- Born: 1910 Montreal, Quebec
- Died: 1984
- Known for: Canadian costume jewellery maker

= Gustave Sherman =

Canadian/Paris couturier (1910-1984)

Guatave Sherman ("Gus") (1910 – 1984) was a Canadian costume jewellery maker who started Sherman & Company Ltd. (1949-1980). In time, his costume jewellery was sold across Canada and the United States. "Sherman is the most recognized and collectible costume jewellery in Canada," wrote a long-time collector.

==Biography==
Sherman was born in Montreal to Jewish parents from Lithuania. He joined the Royal Canadian Air Force as a navigator during the Second World War and after he was demobbed, he worked in insurance and jewellery sales. After learning about the costume jewellery business from a friend he had known since childhood, Hy Mendelson who had bought the Canadian franchise to manufacture Jay Kel and Jay Flex in Canada, in 1949, he began Sherman & Company Ltd. in Outremont, a borough of Montreal. When it started, the company had only one employee, a Ukrainian, Dmytro ("Jimmy") Kurica was a jewellery maker who had left Jay Kel with Sherman.

Sherman was a very popular employer, he was quite concerned with their wellbeing and their experience at work. For instance, when employes fell ill for a long amount of time, their positions would be kept open for them.

Sherman made his business part of the growing market for costume jewellery, but used Swarovski crystals, new and different cuts and colours, and superior findings and plating methods by contrast with most other jewellery makers. The company's primary stone supplier was GH Ashley in Toronto.

By the 1950s, Sherman had established himself as Canada’s costume jeweler, and his work was starting to appear on runways in Paris and New York. In 1956, Dior asked him for a new crystal inspired by the northern-lights and the company responded with Aurora Borealis, a multicoloured coating over simulated crystals for the holiday season.It is still popular in his jewellery today, along with many other colours and effects.

Unfortunately Sherman's designs fell out of favour in the seventies when more sleek and minimal jewelry was largely preferred. Eventually he was forced to end production of his jewelry in 1980 after having converted his production plant to use precious matterials like gold whose price had just risen to over 300 Dollars a pound.

Sherman's jewellery has been praised for its artistic use of colour, sense of movement, three-dimensional effect, and extensive branding, which many say result in it having a sense of sophistication and elegance about it.

Around four decades after having ended production, the brand was revived by Gustave Sherman's granddaughter Genna Sherman.

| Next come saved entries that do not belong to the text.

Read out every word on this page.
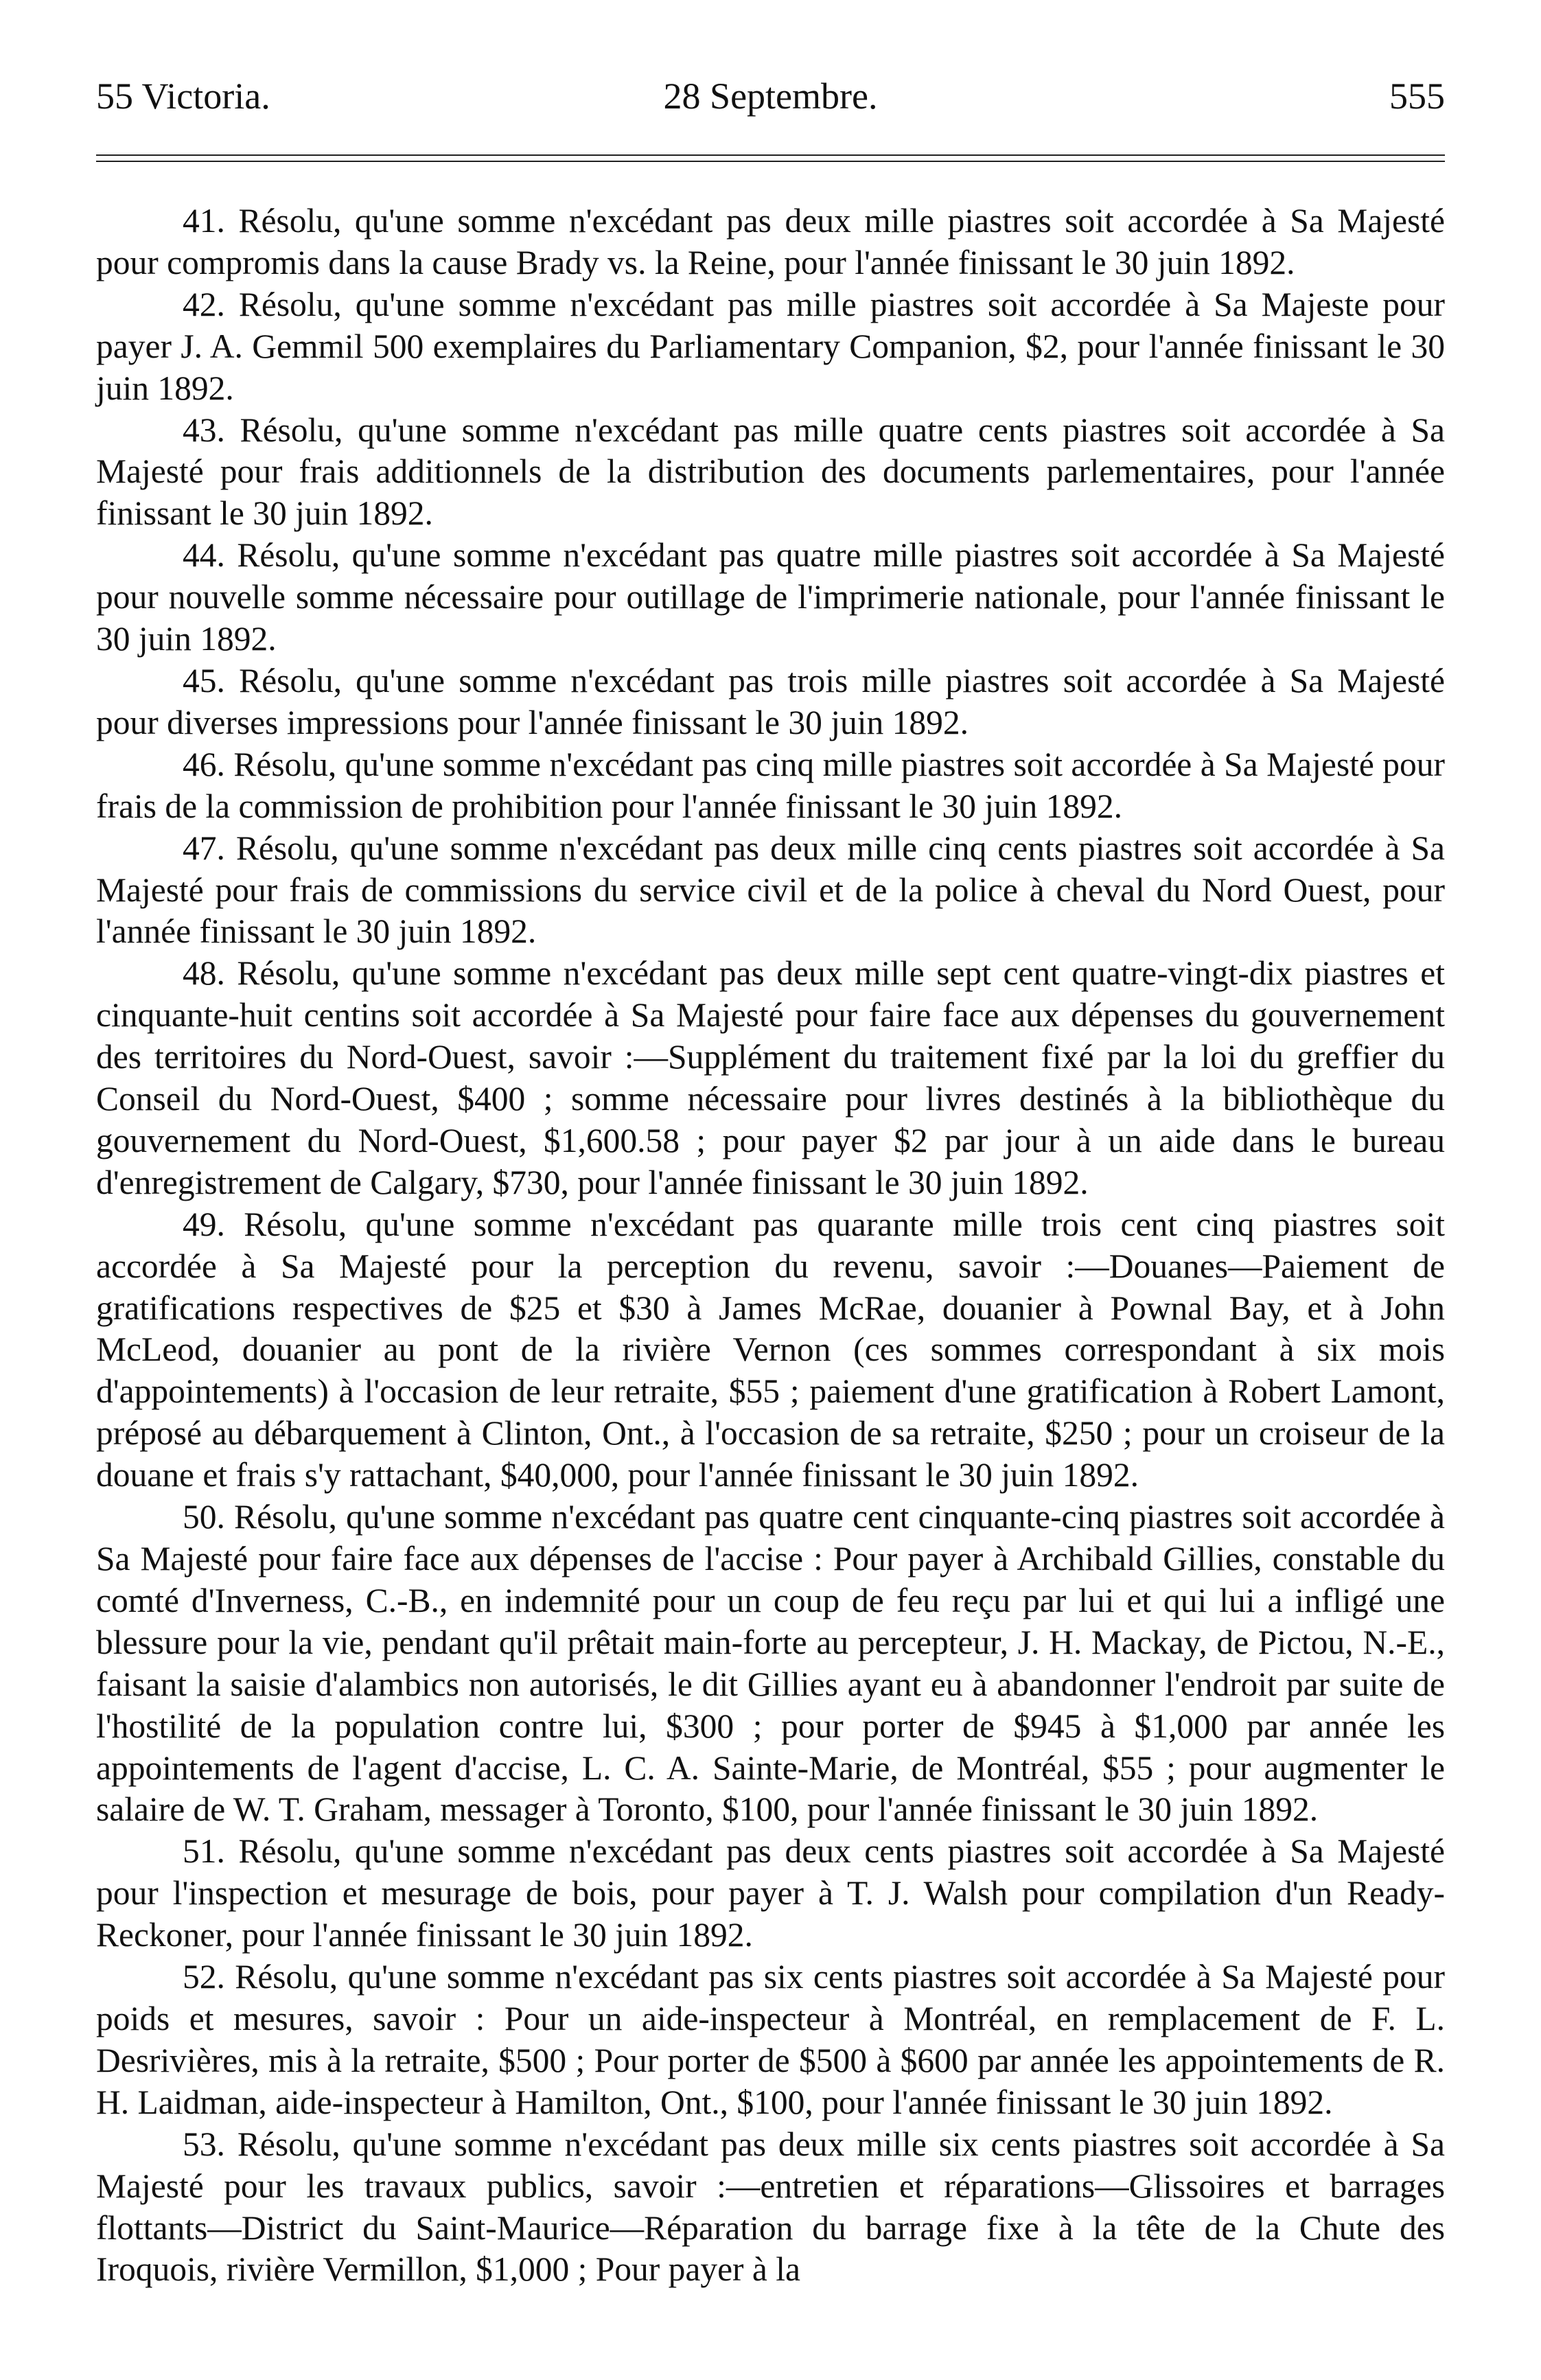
55 Victoria.	28 Septembre.	555

41. Résolu, qu'une somme n'excédant pas deux mille piastres soit accordée à Sa Majesté pour compromis dans la cause Brady vs. la Reine, pour l'année finissant le 30 juin 1892.

42. Résolu, qu'une somme n'excédant pas mille piastres soit accordée à Sa Majeste pour payer J. A. Gemmil 500 exemplaires du Parliamentary Companion, $2, pour l'année finissant le 30 juin 1892.

43. Résolu, qu'une somme n'excédant pas mille quatre cents piastres soit accordée à Sa Majesté pour frais additionnels de la distribution des documents parlementaires, pour l'année finissant le 30 juin 1892.

44. Résolu, qu'une somme n'excédant pas quatre mille piastres soit accordée à Sa Majesté pour nouvelle somme nécessaire pour outillage de l'imprimerie nationale, pour l'année finissant le 30 juin 1892.

45. Résolu, qu'une somme n'excédant pas trois mille piastres soit accordée à Sa Majesté pour diverses impressions pour l'année finissant le 30 juin 1892.

46. Résolu, qu'une somme n'excédant pas cinq mille piastres soit accordée à Sa Majesté pour frais de la commission de prohibition pour l'année finissant le 30 juin 1892.

47. Résolu, qu'une somme n'excédant pas deux mille cinq cents piastres soit accordée à Sa Majesté pour frais de commissions du service civil et de la police à cheval du Nord Ouest, pour l'année finissant le 30 juin 1892.

48. Résolu, qu'une somme n'excédant pas deux mille sept cent quatre-vingt-dix piastres et cinquante-huit centins soit accordée à Sa Majesté pour faire face aux dépenses du gouvernement des territoires du Nord-Ouest, savoir :—Supplément du traitement fixé par la loi du greffier du Conseil du Nord-Ouest, $400 ; somme nécessaire pour livres destinés à la bibliothèque du gouvernement du Nord-Ouest, $1,600.58 ; pour payer $2 par jour à un aide dans le bureau d'enregistrement de Calgary, $730, pour l'année finissant le 30 juin 1892.

49. Résolu, qu'une somme n'excédant pas quarante mille trois cent cinq piastres soit accordée à Sa Majesté pour la perception du revenu, savoir :—Douanes—Paiement de gratifications respectives de $25 et $30 à James McRae, douanier à Pownal Bay, et à John McLeod, douanier au pont de la rivière Vernon (ces sommes correspondant à six mois d'appointements) à l'occasion de leur retraite, $55 ; paiement d'une gratification à Robert Lamont, préposé au débarquement à Clinton, Ont., à l'occasion de sa retraite, $250 ; pour un croiseur de la douane et frais s'y rattachant, $40,000, pour l'année finissant le 30 juin 1892.

50. Résolu, qu'une somme n'excédant pas quatre cent cinquante-cinq piastres soit accordée à Sa Majesté pour faire face aux dépenses de l'accise : Pour payer à Archibald Gillies, constable du comté d'Inverness, C.-B., en indemnité pour un coup de feu reçu par lui et qui lui a infligé une blessure pour la vie, pendant qu'il prêtait main-forte au percepteur, J. H. Mackay, de Pictou, N.-E., faisant la saisie d'alambics non autorisés, le dit Gillies ayant eu à abandonner l'endroit par suite de l'hostilité de la population contre lui, $300 ; pour porter de $945 à $1,000 par année les appointements de l'agent d'accise, L. C. A. Sainte-Marie, de Montréal, $55 ; pour augmenter le salaire de W. T. Graham, messager à Toronto, $100, pour l'année finissant le 30 juin 1892.

51. Résolu, qu'une somme n'excédant pas deux cents piastres soit accordée à Sa Majesté pour l'inspection et mesurage de bois, pour payer à T. J. Walsh pour compilation d'un Ready-Reckoner, pour l'année finissant le 30 juin 1892.

52. Résolu, qu'une somme n'excédant pas six cents piastres soit accordée à Sa Majesté pour poids et mesures, savoir : Pour un aide-inspecteur à Montréal, en remplacement de F. L. Desrivières, mis à la retraite, $500 ; Pour porter de $500 à $600 par année les appointements de R. H. Laidman, aide-inspecteur à Hamilton, Ont., $100, pour l'année finissant le 30 juin 1892.

53. Résolu, qu'une somme n'excédant pas deux mille six cents piastres soit accordée à Sa Majesté pour les travaux publics, savoir :—entretien et réparations—Glissoires et barrages flottants—District du Saint-Maurice—Réparation du barrage fixe à la tête de la Chute des Iroquois, rivière Vermillon, $1,000 ; Pour payer à la
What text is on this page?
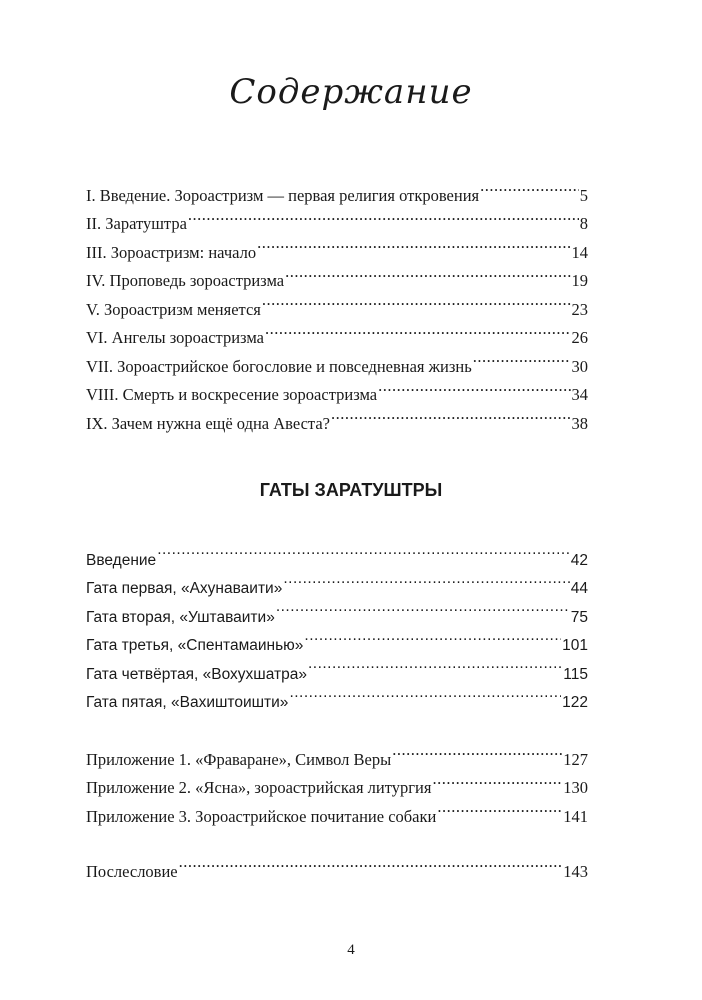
Содержание
I. Введение. Зороастризм — первая религия откровения .....	5
II. Заратуштра .....	8
III. Зороастризм: начало .....	14
IV. Проповедь зороастризма .....	19
V. Зороастризм меняется .....	23
VI. Ангелы зороастризма .....	26
VII. Зороастрийское богословие и повседневная жизнь .....	30
VIII. Смерть и воскресение зороастризма .....	34
IX. Зачем нужна ещё одна Авеста? .....	38
ГАТЫ ЗАРАТУШТРЫ
Введение .....	42
Гата первая, «Ахунаваити» .....	44
Гата вторая, «Уштаваити» .....	75
Гата третья, «Спентамаинью» .....	101
Гата четвёртая, «Вохухшатра» .....	115
Гата пятая, «Вахиштоишти» .....	122
Приложение 1. «Фраваране», Символ Веры .....	127
Приложение 2. «Ясна», зороастрийская литургия .....	130
Приложение 3. Зороастрийское почитание собаки .....	141
Послесловие .....	143
4
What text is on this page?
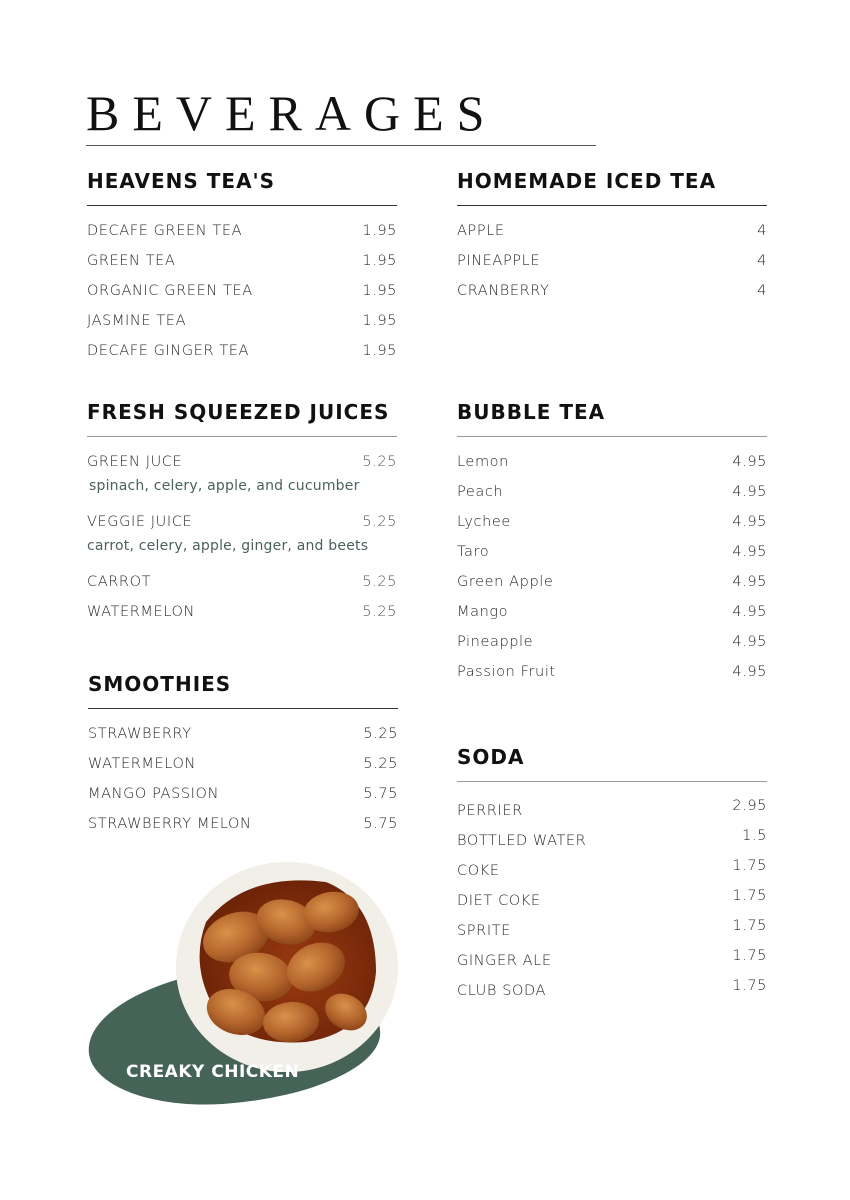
BEVERAGES
HEAVENS TEA'S
DECAFE GREEN TEA	1.95
GREEN TEA	1.95
ORGANIC GREEN TEA	1.95
JASMINE TEA	1.95
DECAFE GINGER TEA	1.95
HOMEMADE ICED TEA
APPLE	4
PINEAPPLE	4
CRANBERRY	4
FRESH SQUEEZED JUICES
GREEN JUCE	5.25
spinach, celery, apple, and cucumber
VEGGIE JUICE	5.25
carrot, celery, apple, ginger, and beets
CARROT	5.25
WATERMELON	5.25
BUBBLE TEA
Lemon	4.95
Peach	4.95
Lychee	4.95
Taro	4.95
Green Apple	4.95
Mango	4.95
Pineapple	4.95
Passion Fruit	4.95
SMOOTHIES
STRAWBERRY	5.25
WATERMELON	5.25
MANGO PASSION	5.75
STRAWBERRY MELON	5.75
SODA
PERRIER	2.95
BOTTLED WATER	1.5
COKE	1.75
DIET COKE	1.75
SPRITE	1.75
GINGER ALE	1.75
CLUB SODA	1.75
CREAKY CHICKEN
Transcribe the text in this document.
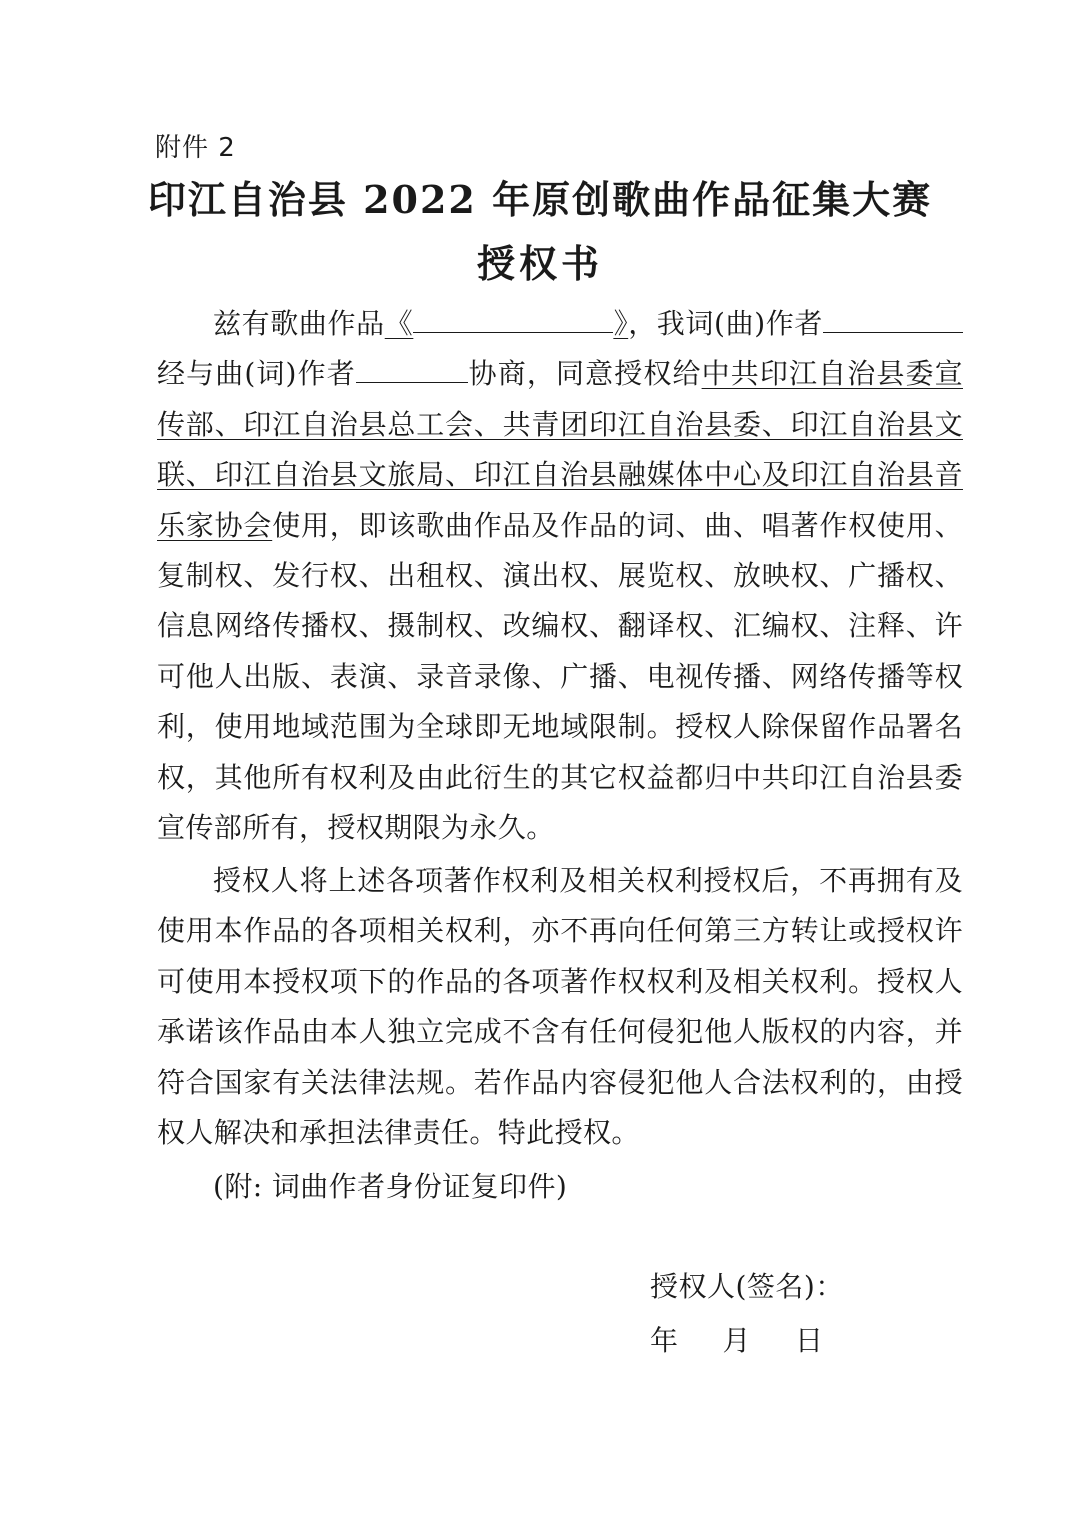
附件 2

印江自治县 2022 年原创歌曲作品征集大赛
授权书

兹有歌曲作品《	》，我词(曲)作者经与曲(词)作者	协商，同意授权给中共印江自治县委宣传部、印江自治县总工会、共青团印江自治县委、印江自治县文联、印江自治县文旅局、印江自治县融媒体中心及印江自治县音乐家协会使用，即该歌曲作品及作品的词、曲、唱著作权使用、复制权、发行权、出租权、演出权、展览权、放映权、广播权、信息网络传播权、摄制权、改编权、翻译权、汇编权、注释、许可他人出版、表演、录音录像、广播、电视传播、网络传播等权利，使用地域范围为全球即无地域限制。授权人除保留作品署名权，其他所有权利及由此衍生的其它权益都归中共印江自治县委宣传部所有，授权期限为永久。

授权人将上述各项著作权利及相关权利授权后，不再拥有及使用本作品的各项相关权利，亦不再向任何第三方转让或授权许可使用本授权项下的作品的各项著作权权利及相关权利。授权人承诺该作品由本人独立完成不含有任何侵犯他人版权的内容，并符合国家有关法律法规。若作品内容侵犯他人合法权利的，由授权人解决和承担法律责任。特此授权。

(附: 词曲作者身份证复印件)

授权人(签名)：

年 月 日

== Selected public collections ==
Sherman jewellery is in the collections of the Royal Ontario Museum, Toronto (92 objects) and the Boston Museum of Fine Arts.

== Legacy ==
In 2024, the Beaverbrook Art Gallery in Fredericton, New Brunswick held an exhibition titled Gustave Sherman – Jewels of Elegance, organized by the Andrew and Laura McCain Art Gallery in Florenceville, NB.